SIMBOLO SOGGETTIVO COME PATTO NON RISPETTATO   

 

 

Nell’antica Grecia due persone legate da un’intesa spezzavano in due una medaglia e ciascuno ne custodiva una parte fino a quando fosse stato necessario, per mostrare l’identità o la titolarità dell’accordo, far combaciare la propria metà con quella del sodale.

A questa speciale medaglia “con-divisa” si dava il nome di simbolo.

Ma l’origine della parola è più antica, e la storia da cui derivano le ragioni dell’etimo nasconde un sapere utile per introdursi allo studio dei legami che, attraverso i simboli, si stabiliscono fra senso ed emozione.

Approfondendo la discussione avviata nei giorni scorsi (si veda: Note e Notizie 25-06-05 Simbolo, segno e potere evocativo) Giuseppe Perrella ha svolto una relazione sui rapporti fra rappresentazione simbolica e valore del significato.

Prendendo le mosse dall’affascinante saggio di Maurice Leenhardt “Do Kamo”, il presidente di BM&L-Italia ha ripercorso, attraverso le storie della Grecia arcaica ed antica, alcuni tratti fondamentali dell’esperienza umana del valore simbolico.

Gli esecrabili Danai portarono doni simbolici ai pacifici Argonauti: giganteschi scudi, il cui significato non poteva essere quello d’uso, perché troppo grandi; lo stesso valeva per vasi, picche e covoni. Si trattava di doni. I doni si scambiavano dopo una guerra, come pegno di pace. Definivano un patto. Dunque, dovevano significare pace.

Come è noto non fu così: i Danai ingannarono gli Argonauti che si erano fidati di un valore attribuito unilateralmente e, in questo caso, con intenzione fraudolenta.

Symbolon deriva da Symballein che vuol dire “gettare insieme”. Simbolo vuol dire patto: il simbolo è un patto sul significato. Appunto. La garanzia circa il senso non è nell’oggetto, ma nei sottoscrittori del patto, nella loro buona fede. Dunque, un simbolo è potenzialmente multisignificativo ed il suo significato è il prodotto di un arbitrio concordato, pertanto,  coesione e coerenza del suo valore sono minacciati se i contraenti sono divisi da interessi divergenti.

Oggi definiamo il simbolo come “segno o figura di cosa materiale o la cosa stessa presi a rappresentare cosa morale, concetto o personaggio”, caratterizzandolo per la sua specifica natura in rapporto al significato. Un riquadro di stoffa che chiamiamo “tovaglia” esaurisce il suo senso nell’uso per la mensa; un riquadro equivalente, che sia una bandiera, assume valore simbolico. In questo valore possiamo riconoscere due qualità peculiari su cui si basa il significato: 1) convenzione 2) molteplicità.

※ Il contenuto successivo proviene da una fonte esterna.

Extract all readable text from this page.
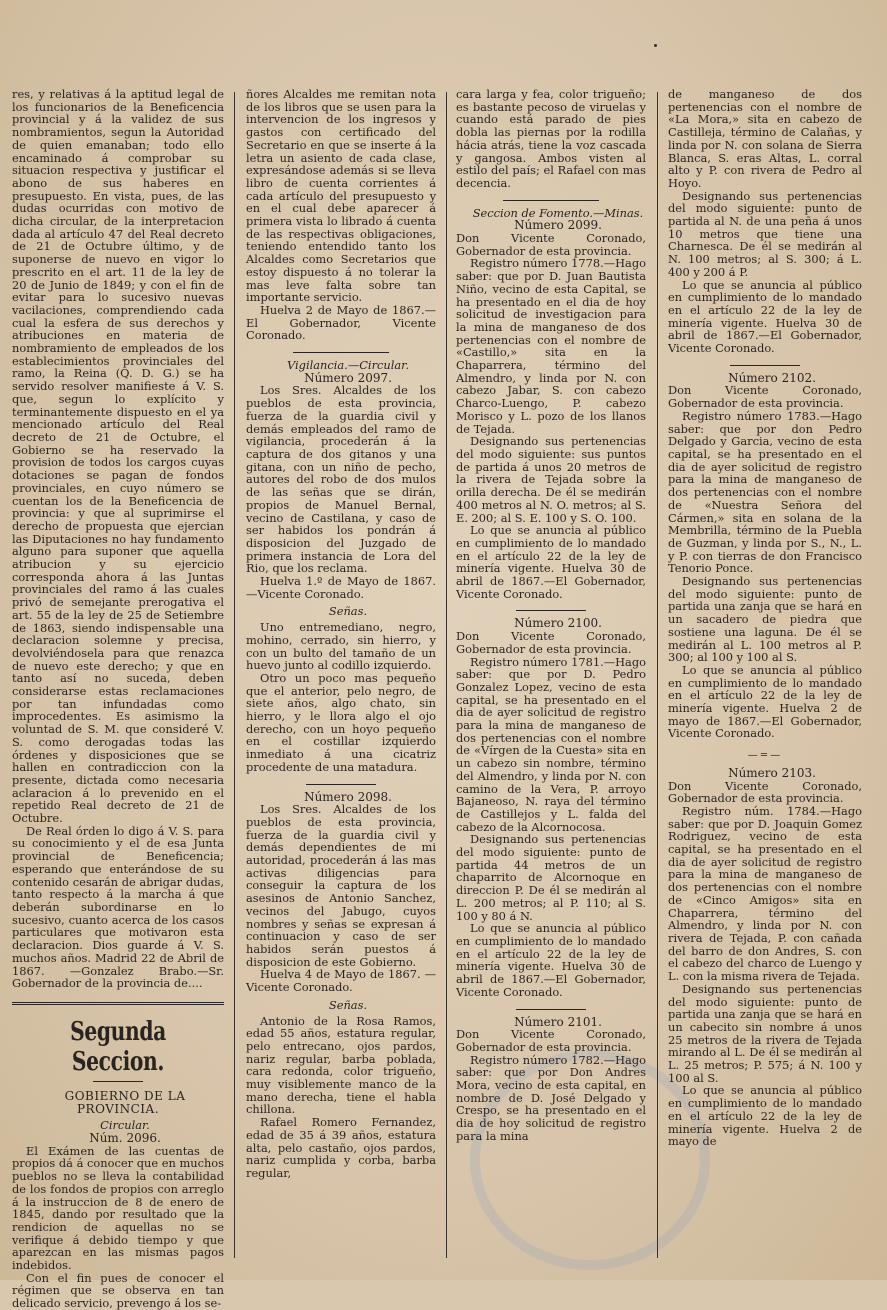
res, y relativas á la aptitud legal de los funcionarios de la Beneficencia provincial y á la validez de sus nombramientos, segun la Autoridad de quien emanaban; todo ello encaminado á comprobar su situacion respectiva y justificar el abono de sus haberes en presupuesto. En vista, pues, de las dudas ocurridas con motivo de dicha circular, de la interpretacion dada al artículo 47 del Real decreto de 21 de Octubre último, y de suponerse de nuevo en vigor lo prescrito en el art. 11 de la ley de 20 de Junio de 1849; y con el fin de evitar para lo sucesivo nuevas vacilaciones, comprendiendo cada cual la esfera de sus derechos y atribuciones en materia de nombramiento de empleados de los establecimientos provinciales del ramo, la Reina (Q. D. G.) se ha servido resolver manifieste á V. S. que, segun lo explícito y terminantemente dispuesto en el ya mencionado artículo del Real decreto de 21 de Octubre, el Gobierno se ha reservado la provision de todos los cargos cuyas dotaciones se pagan de fondos provinciales, en cuyo número se cuentan los de la Beneficencia de provincia: y que al suprimirse el derecho de propuesta que ejercian las Diputaciones no hay fundamento alguno para suponer que aquella atribucion y su ejercicio corresponda ahora á las Juntas provinciales del ramo á las cuales privó de semejante prerogativa el art. 55 de la ley de 25 de Setiembre de 1863, siendo indispensable una declaracion solemne y precisa, devolviéndosela para que renazca de nuevo este derecho; y que en tanto así no suceda, deben considerarse estas reclamaciones por tan infundadas como improcedentes. Es asimismo la voluntad de S. M. que consideré V. S. como derogadas todas las órdenes y disposiciones que se hallen en contradiccion con la presente, dictada como necesaria aclaracion á lo prevenido en el repetido Real decreto de 21 de Octubre.

De Real órden lo digo á V. S. para su conocimiento y el de esa Junta provincial de Beneficencia; esperando que enterándose de su contenido cesarán de abrigar dudas, tanto respecto á la marcha á que deberán subordinarse en lo sucesivo, cuanto acerca de los casos particulares que motivaron esta declaracion. Dios guarde á V. S. muchos años. Madrid 22 de Abril de 1867. —Gonzalez Brabo.—Sr. Gobernador de la provincia de....

Segunda Seccion.

GOBIERNO DE LA PROVINCIA.

Circular.

Núm. 2096.

El Exámen de las cuentas de propios dá á conocer que en muchos pueblos no se lleva la contabilidad de los fondos de propios con arreglo á la instruccion de 8 de enero de 1845, dando por resultado que la rendicion de aquellas no se verifique á debido tiempo y que aparezcan en las mismas pagos indebidos.

Con el fin pues de conocer el régimen que se observa en tan delicado servicio, prevengo á los se-

ñores Alcaldes me remitan nota de los libros que se usen para la intervencion de los ingresos y gastos con certificado del Secretario en que se inserte á la letra un asiento de cada clase, expresándose además si se lleva libro de cuenta corrientes á cada artículo del presupuesto y en el cual debe aparecer á primera vista lo librado á cuenta de las respectivas obligaciones, teniendo entendido tanto los Alcaldes como Secretarios que estoy dispuesto á no tolerar la mas leve falta sobre tan importante servicio.

Huelva 2 de Mayo de 1867.—El Gobernador, Vicente Coronado.

Vigilancia.—Circular.

Número 2097.

Los Sres. Alcaldes de los pueblos de esta provincia, fuerza de la guardia civil y demás empleados del ramo de vigilancia, procederán á la captura de dos gitanos y una gitana, con un niño de pecho, autores del robo de dos mulos de las señas que se dirán, propios de Manuel Bernal, vecino de Castilana, y caso de ser habidos los pondrán á disposicion del Juzgado de primera instancia de Lora del Rio, que los reclama.

Huelva 1.º de Mayo de 1867. —Vicente Coronado.

Señas.

Uno entremediano, negro, mohino, cerrado, sin hierro, y con un bulto del tamaño de un huevo junto al codillo izquierdo.

Otro un poco mas pequeño que el anterior, pelo negro, de siete años, algo chato, sin hierro, y le llora algo el ojo derecho, con un hoyo pequeño en el costillar izquierdo inmediato á una cicatriz procedente de una matadura.

Número 2098.

Los Sres. Alcaldes de los pueblos de esta provincia, fuerza de la guardia civil y demás dependientes de mi autoridad, procederán á las mas activas diligencias para conseguir la captura de los asesinos de Antonio Sanchez, vecinos del Jabugo, cuyos nombres y señas se expresan á continuacion y caso de ser habidos serán puestos á disposicion de este Gobierno.

Huelva 4 de Mayo de 1867. —Vicente Coronado.

Señas.

Antonio de la Rosa Ramos, edad 55 años, estatura regular, pelo entrecano, ojos pardos, nariz regular, barba poblada, cara redonda, color trigueño, muy visiblemente manco de la mano derecha, tiene el habla chillona.

Rafael Romero Fernandez, edad de 35 á 39 años, estatura alta, pelo castaño, ojos pardos, nariz cumplida y corba, barba regular,

cara larga y fea, color trigueño; es bastante pecoso de viruelas y cuando está parado de pies dobla las piernas por la rodilla hácia atrás, tiene la voz cascada y gangosa. Ambos visten al estilo del país; el Rafael con mas decencia.

Seccion de Fomento.—Minas.

Número 2099.

Don Vicente Coronado, Gobernador de esta provincia.

Registro número 1778.—Hago saber: que por D. Juan Bautista Niño, vecino de esta Capital, se ha presentado en el dia de hoy solicitud de investigacion para la mina de manganeso de dos pertenencias con el nombre de «Castillo,» sita en la Chaparrera, término del Almendro, y linda por N. con cabezo Jabar, S. con cabezo Charco-Luengo, P. cabezo Morisco y L. pozo de los llanos de Tejada.

Designando sus pertenencias del modo siguiente: sus puntos de partida á unos 20 metros de la rivera de Tejada sobre la orilla derecha. De él se medirán 400 metros al N. O. metros; al S. E. 200; al S. E. 100 y S. O. 100.

Lo que se anuncia al público en cumplimiento de lo mandado en el artículo 22 de la ley de minería vigente. Huelva 30 de abril de 1867.—El Gobernador, Vicente Coronado.

Número 2100.

Don Vicente Coronado, Gobernador de esta provincia.

Registro número 1781.—Hago saber: que por D. Pedro Gonzalez Lopez, vecino de esta capital, se ha presentado en el dia de ayer solicitud de registro para la mina de manganeso de dos pertenencias con el nombre de «Vírgen de la Cuesta» sita en un cabezo sin nombre, término del Almendro, y linda por N. con camino de la Vera, P. arroyo Bajaneoso, N. raya del término de Castillejos y L. falda del cabezo de la Alcornocosa.

Designando sus pertenencias del modo siguiente: punto de partida 44 metros de un chaparrito de Alcornoque en direccion P. De él se medirán al L. 200 metros; al P. 110; al S. 100 y 80 á N.

Lo que se anuncia al público en cumplimiento de lo mandado en el artículo 22 de la ley de minería vigente. Huelva 30 de abril de 1867.—El Gobernador, Vicente Coronado.

Número 2101.

Don Vicente Coronado, Gobernador de esta provincia.

Registro número 1782.—Hago saber: que por Don Andres Mora, vecino de esta capital, en nombre de D. José Delgado y Crespo, se ha presentado en el dia de hoy solicitud de registro para la mina

de manganeso de dos pertenencias con el nombre de «La Mora,» sita en cabezo de Castilleja, término de Calañas, y linda por N. con solana de Sierra Blanca, S. eras Altas, L. corral alto y P. con rivera de Pedro al Hoyo.

Designando sus pertenencias del modo siguiente: punto de partida al N. de una peña á unos 10 metros que tiene una Charnesca. De él se medirán al N. 100 metros; al S. 300; á L. 400 y 200 á P.

Lo que se anuncia al público en cumplimiento de lo mandado en el artículo 22 de la ley de minería vigente. Huelva 30 de abril de 1867.—El Gobernador, Vicente Coronado.

Número 2102.

Don Vicente Coronado, Gobernador de esta provincia.

Registro número 1783.—Hago saber: que por don Pedro Delgado y Garcia, vecino de esta capital, se ha presentado en el dia de ayer solicitud de registro para la mina de manganeso de dos pertenencias con el nombre de «Nuestra Señora del Cármen,» sita en solana de la Membrilla, término de la Puebla de Guzman, y linda por S., N., L. y P. con tierras de don Francisco Tenorio Ponce.

Designando sus pertenencias del modo siguiente: punto de partida una zanja que se hará en un sacadero de piedra que sostiene una laguna. De él se medirán al L. 100 metros al P. 300; al 100 y 100 al S.

Lo que se anuncia al público en cumplimiento de lo mandado en el artículo 22 de la ley de minería vigente. Huelva 2 de mayo de 1867.—El Gobernador, Vicente Coronado.

—=—

Número 2103.

Don Vicente Coronado, Gobernador de esta provincia.

Registro núm. 1784.—Hago saber: que por D. Joaquin Gomez Rodriguez, vecino de esta capital, se ha presentado en el dia de ayer solicitud de registro para la mina de manganeso de dos pertenencias con el nombre de «Cinco Amigos» sita en Chaparrera, término del Almendro, y linda por N. con rivera de Tejada, P. con cañada del barro de don Andres, S. con el cabezo del charco de Luengo y L. con la misma rivera de Tejada.

Designando sus pertenencias del modo siguiente: punto de partida una zanja que se hará en un cabecito sin nombre á unos 25 metros de la rivera de Tejada mirando al L. De él se medirán al L. 25 metros; P. 575; á N. 100 y 100 al S.

Lo que se anuncia al público en cumplimiento de lo mandado en el artículo 22 de la ley de minería vigente. Huelva 2 de mayo de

La convenzione è una sorta di artificio, per cui ci si accorda sulla scelta di un significato sulla base di una motivazione particolare o di un arbitrio (es.: il tricolore -verde, bianco e rosso- indica l’Italia).

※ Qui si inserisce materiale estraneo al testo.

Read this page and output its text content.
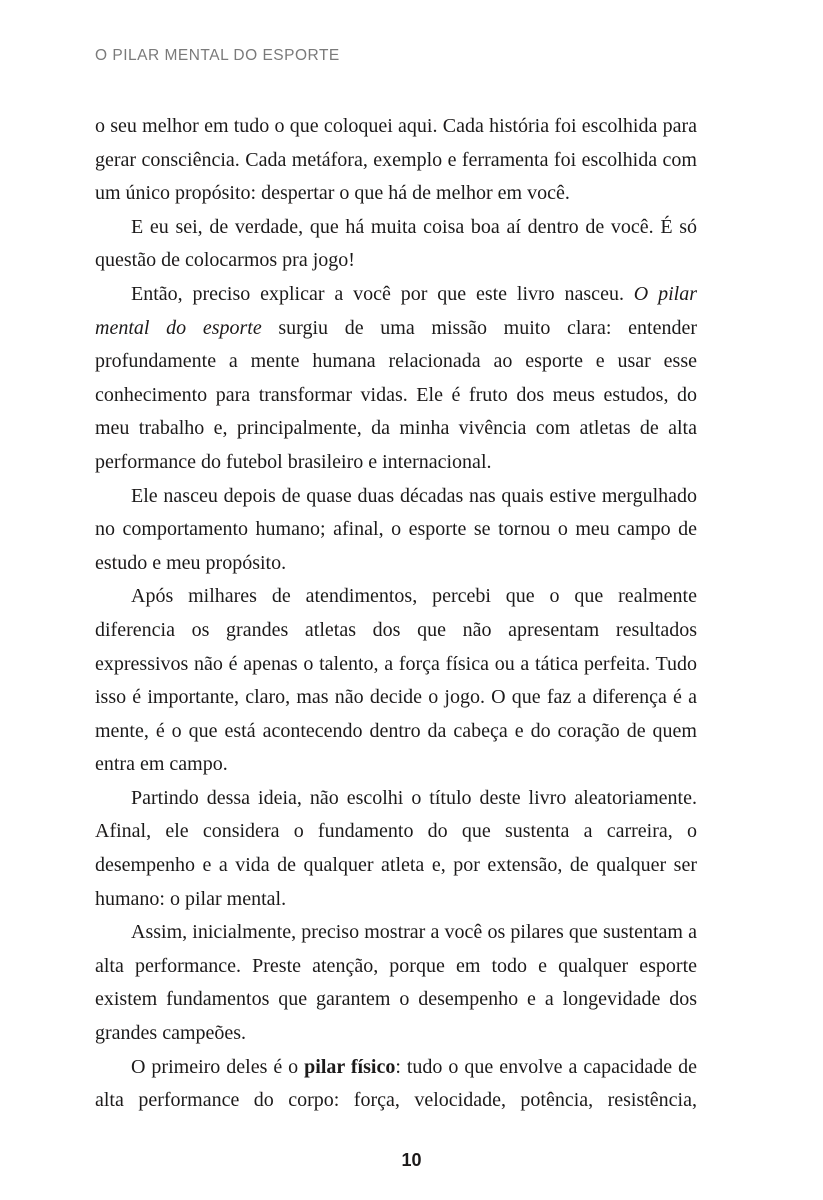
O PILAR MENTAL DO ESPORTE

o seu melhor em tudo o que coloquei aqui. Cada história foi escolhida para gerar consciência. Cada metáfora, exemplo e ferramenta foi escolhida com um único propósito: despertar o que há de melhor em você.

E eu sei, de verdade, que há muita coisa boa aí dentro de você. É só questão de colocarmos pra jogo!

Então, preciso explicar a você por que este livro nasceu. O pilar mental do esporte surgiu de uma missão muito clara: entender profundamente a mente humana relacionada ao esporte e usar esse conhecimento para transformar vidas. Ele é fruto dos meus estudos, do meu trabalho e, principalmente, da minha vivência com atletas de alta performance do futebol brasileiro e internacional.

Ele nasceu depois de quase duas décadas nas quais estive mergulhado no comportamento humano; afinal, o esporte se tornou o meu campo de estudo e meu propósito.

Após milhares de atendimentos, percebi que o que realmente diferencia os grandes atletas dos que não apresentam resultados expressivos não é apenas o talento, a força física ou a tática perfeita. Tudo isso é importante, claro, mas não decide o jogo. O que faz a diferença é a mente, é o que está acontecendo dentro da cabeça e do coração de quem entra em campo.

Partindo dessa ideia, não escolhi o título deste livro aleatoriamente. Afinal, ele considera o fundamento do que sustenta a carreira, o desempenho e a vida de qualquer atleta e, por extensão, de qualquer ser humano: o pilar mental.

Assim, inicialmente, preciso mostrar a você os pilares que sustentam a alta performance. Preste atenção, porque em todo e qualquer esporte existem fundamentos que garantem o desempenho e a longevidade dos grandes campeões.

O primeiro deles é o pilar físico: tudo o que envolve a capacidade de alta performance do corpo: força, velocidade, potência, resistência,

10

La molteplicità o multisignificatività del simbolo è conseguenza del non essere un segno in rapporto biunivoco con un singolo oggetto. Ad esempio, la bandiera italiana in uno stadio può simboleggiare la nazionale di calcio, su una confezione di formaggio o spaghetti, può indicare la provenienza del prodotto, ecc.

Sancito il patto, come accade per i simboli di una cultura, sia nella storia dei popoli sia nell’ontogenesi della coscienza individuale, il valore di senso viene “ereditato” o, in vari altri modi, appreso. A questo si aggiunge, negli spazi aperti della multisignificatività, ogni valore personale che l’esperienza di vita avrà fissato nella memoria del soggetto. A tutti questi valori è connesso un potere di evocazione.

Nella vita mentale di ciascuno di noi può accadere che si sperimenti una perdita di efficacia del senso convenzionale e, conseguentemente, un’alterazione del potere di evocazione legato ai simboli.

Nei casi proposti alla discussione, un’attribuzione non condivisa di valore simbolico non è un’opinione personale sul senso di un segno, ma molto di più. Per chi è entrato nel mondo adulto, fatto del sistema dei segni della propria cultura, è quasi come “rompere un patto”, uscire dal sistema delle convenzioni di senso elementari. Ciò non accade per una scelta razionale, come in un agire filosofico, ideologico o politico, ma per eventi mentali che appartengono più alla sfera degli affetti, delle emozioni, dei bisogni, che a quella della cognizione, della logica, del calcolo.

Su questa base, Giuseppe Perrella ha proposto una nuova angolazione prospettica per la discussione degli argomenti affrontati la scorsa settimana.